|Date: ||Mon, 29 Oct 2001 11:18:12 -0500|
|Reply-To: ||Sean Carey <carey@FAS.HARVARD.EDU>|
|Sender: ||"SPSSX(r) Discussion" <SPSSX-L@LISTSERV.UGA.EDU>|
|From: ||Sean Carey <carey@FAS.HARVARD.EDU>|
|Subject: ||Duplicate cases|
|Content-Type: ||text/plain; charset="iso-8859-1"|
I have a very large dataset of court cases. There are some duplicated cases
in the dataset when CASEID, STATE and COUNTY are identical. I would like to
create a dummy variable for whether or not a case is a duplicate (i.e not
unique), and another variable for the sequence of these duplicate cases.

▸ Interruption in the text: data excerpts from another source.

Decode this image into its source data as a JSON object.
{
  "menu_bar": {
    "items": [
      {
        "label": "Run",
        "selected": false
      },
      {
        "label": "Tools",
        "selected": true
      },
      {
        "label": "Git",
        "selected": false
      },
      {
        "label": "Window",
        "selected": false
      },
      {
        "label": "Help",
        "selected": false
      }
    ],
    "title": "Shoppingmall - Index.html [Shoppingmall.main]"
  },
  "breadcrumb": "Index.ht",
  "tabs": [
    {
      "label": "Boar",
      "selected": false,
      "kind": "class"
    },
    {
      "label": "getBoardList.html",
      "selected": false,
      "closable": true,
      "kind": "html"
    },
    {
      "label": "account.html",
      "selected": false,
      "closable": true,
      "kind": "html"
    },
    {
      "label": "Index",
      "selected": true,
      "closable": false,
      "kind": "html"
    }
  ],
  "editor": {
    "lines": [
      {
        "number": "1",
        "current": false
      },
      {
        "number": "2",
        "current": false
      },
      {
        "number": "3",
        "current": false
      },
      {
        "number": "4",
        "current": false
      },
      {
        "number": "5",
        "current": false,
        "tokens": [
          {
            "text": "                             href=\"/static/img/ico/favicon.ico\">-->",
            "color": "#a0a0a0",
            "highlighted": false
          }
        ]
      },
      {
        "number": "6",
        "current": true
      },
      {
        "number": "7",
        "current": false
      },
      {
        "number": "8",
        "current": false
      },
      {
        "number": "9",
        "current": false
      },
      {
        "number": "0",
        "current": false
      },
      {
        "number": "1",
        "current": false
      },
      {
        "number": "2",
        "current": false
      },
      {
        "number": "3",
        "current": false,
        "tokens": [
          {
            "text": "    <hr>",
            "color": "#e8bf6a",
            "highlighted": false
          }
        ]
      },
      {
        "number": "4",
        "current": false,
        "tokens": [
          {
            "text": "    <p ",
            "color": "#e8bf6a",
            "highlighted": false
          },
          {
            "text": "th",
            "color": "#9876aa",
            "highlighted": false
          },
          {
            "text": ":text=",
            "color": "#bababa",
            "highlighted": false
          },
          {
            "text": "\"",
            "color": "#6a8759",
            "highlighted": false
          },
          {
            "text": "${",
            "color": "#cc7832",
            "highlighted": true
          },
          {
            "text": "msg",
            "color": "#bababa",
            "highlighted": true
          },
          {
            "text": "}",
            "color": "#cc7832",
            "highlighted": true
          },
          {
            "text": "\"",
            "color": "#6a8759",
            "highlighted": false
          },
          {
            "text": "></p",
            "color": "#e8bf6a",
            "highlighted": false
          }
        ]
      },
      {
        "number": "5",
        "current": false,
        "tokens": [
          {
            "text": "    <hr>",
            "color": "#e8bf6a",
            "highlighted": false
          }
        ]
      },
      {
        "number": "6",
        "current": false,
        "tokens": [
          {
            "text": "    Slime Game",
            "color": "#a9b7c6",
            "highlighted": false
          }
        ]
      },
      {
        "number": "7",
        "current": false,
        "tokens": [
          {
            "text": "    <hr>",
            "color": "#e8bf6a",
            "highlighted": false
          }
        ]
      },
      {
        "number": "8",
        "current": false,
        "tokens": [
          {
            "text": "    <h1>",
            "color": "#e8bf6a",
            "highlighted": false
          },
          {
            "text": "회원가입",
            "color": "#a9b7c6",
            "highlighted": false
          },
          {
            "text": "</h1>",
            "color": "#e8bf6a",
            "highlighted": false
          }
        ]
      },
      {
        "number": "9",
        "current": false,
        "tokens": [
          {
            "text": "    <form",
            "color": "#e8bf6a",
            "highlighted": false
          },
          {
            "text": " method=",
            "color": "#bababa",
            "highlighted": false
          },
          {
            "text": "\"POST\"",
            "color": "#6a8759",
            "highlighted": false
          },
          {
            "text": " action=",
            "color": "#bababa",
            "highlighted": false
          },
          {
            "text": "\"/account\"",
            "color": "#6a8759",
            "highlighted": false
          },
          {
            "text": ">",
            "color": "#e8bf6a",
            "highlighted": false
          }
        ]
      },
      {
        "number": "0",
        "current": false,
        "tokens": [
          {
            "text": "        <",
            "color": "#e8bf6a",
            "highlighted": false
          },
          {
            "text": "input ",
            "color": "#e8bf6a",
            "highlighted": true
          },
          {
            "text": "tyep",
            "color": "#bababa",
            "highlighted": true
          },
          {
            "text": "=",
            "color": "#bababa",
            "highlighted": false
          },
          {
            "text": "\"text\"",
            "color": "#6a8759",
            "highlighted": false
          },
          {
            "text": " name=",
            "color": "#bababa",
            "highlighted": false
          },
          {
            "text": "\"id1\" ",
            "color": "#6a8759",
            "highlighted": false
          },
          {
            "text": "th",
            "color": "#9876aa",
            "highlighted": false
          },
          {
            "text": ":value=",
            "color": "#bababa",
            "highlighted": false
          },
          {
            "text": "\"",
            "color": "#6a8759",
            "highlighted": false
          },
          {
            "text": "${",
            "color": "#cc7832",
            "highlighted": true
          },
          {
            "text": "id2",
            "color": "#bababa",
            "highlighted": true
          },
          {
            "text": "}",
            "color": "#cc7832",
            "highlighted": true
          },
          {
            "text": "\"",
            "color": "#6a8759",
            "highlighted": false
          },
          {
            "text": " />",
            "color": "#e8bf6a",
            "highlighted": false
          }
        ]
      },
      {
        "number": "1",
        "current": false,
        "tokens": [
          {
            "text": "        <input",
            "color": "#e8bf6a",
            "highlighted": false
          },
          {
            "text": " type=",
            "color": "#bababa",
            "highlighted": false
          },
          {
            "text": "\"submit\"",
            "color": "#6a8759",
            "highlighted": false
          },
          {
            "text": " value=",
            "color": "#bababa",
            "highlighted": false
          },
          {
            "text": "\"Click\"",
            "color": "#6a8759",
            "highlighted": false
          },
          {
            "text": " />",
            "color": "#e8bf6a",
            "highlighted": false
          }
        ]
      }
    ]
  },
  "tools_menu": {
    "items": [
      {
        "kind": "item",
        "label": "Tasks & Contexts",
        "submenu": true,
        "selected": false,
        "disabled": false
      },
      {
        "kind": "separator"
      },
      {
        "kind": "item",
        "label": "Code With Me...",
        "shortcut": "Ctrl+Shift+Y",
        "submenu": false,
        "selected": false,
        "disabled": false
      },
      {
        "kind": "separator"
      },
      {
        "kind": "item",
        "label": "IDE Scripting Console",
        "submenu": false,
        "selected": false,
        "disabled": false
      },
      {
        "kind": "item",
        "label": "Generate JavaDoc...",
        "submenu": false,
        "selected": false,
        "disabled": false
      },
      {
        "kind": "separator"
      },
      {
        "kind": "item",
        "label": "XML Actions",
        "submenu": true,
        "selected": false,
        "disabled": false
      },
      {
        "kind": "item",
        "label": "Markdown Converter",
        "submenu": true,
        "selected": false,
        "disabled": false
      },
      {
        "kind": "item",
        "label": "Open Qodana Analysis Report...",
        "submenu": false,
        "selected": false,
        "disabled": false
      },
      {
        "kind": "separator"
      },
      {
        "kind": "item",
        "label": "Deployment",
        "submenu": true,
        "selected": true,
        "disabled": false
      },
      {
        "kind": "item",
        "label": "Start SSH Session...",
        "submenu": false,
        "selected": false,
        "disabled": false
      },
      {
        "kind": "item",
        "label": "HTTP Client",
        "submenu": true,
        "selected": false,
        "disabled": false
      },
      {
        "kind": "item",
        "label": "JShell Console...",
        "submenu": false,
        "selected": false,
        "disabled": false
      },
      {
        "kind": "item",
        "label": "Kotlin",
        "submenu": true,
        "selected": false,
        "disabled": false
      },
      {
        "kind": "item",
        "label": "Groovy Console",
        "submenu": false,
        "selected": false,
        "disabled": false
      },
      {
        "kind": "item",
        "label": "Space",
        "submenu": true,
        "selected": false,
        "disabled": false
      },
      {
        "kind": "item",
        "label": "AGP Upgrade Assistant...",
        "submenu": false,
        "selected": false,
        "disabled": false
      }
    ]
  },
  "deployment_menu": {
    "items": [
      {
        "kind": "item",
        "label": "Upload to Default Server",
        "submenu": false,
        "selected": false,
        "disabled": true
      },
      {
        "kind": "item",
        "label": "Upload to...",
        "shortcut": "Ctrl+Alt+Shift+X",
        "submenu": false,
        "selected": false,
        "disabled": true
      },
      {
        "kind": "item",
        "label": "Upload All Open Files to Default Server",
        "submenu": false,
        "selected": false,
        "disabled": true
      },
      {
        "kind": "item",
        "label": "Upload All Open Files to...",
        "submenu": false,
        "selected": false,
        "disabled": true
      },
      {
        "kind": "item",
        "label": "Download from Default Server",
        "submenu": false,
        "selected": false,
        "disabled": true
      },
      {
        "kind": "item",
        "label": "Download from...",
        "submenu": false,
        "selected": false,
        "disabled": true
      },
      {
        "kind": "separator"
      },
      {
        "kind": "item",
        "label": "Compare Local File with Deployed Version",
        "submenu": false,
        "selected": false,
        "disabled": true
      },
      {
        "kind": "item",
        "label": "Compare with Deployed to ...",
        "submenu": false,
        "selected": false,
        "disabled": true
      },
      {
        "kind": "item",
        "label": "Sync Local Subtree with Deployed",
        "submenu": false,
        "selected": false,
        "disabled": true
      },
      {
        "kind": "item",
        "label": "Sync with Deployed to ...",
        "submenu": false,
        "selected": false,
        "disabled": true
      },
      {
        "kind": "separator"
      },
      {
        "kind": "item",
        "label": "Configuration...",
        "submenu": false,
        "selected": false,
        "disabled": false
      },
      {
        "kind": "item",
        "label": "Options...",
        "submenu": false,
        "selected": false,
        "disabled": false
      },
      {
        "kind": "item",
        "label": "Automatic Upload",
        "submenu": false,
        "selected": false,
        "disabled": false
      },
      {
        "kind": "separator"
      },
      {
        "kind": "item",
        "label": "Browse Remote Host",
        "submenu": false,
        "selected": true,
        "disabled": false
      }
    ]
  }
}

I have used the SORT and LAG functions so far (syntax below), but can only
seem to account for the 2nd, 3rd, etc cases, not the original appearance of
a duplicated case.
SORT cases by CASEID STATE COUNTY YEAR.
if (CASEID = lag(CASEID )) flag=1.
if (STATE = lag(STATE )) flag1=1.
if (COUNTY = lag(COUNTY )) flag2=1.
if (flag=flag1=flag2) dummy=1.
compute countvar = 0 .
if (CASEID =lag(CASEID ) & STATE =lag(STATE ) & COUNTY =lag(COUNTY ))
countvar = lag(countvar)+1.
Any help would be gratefully received.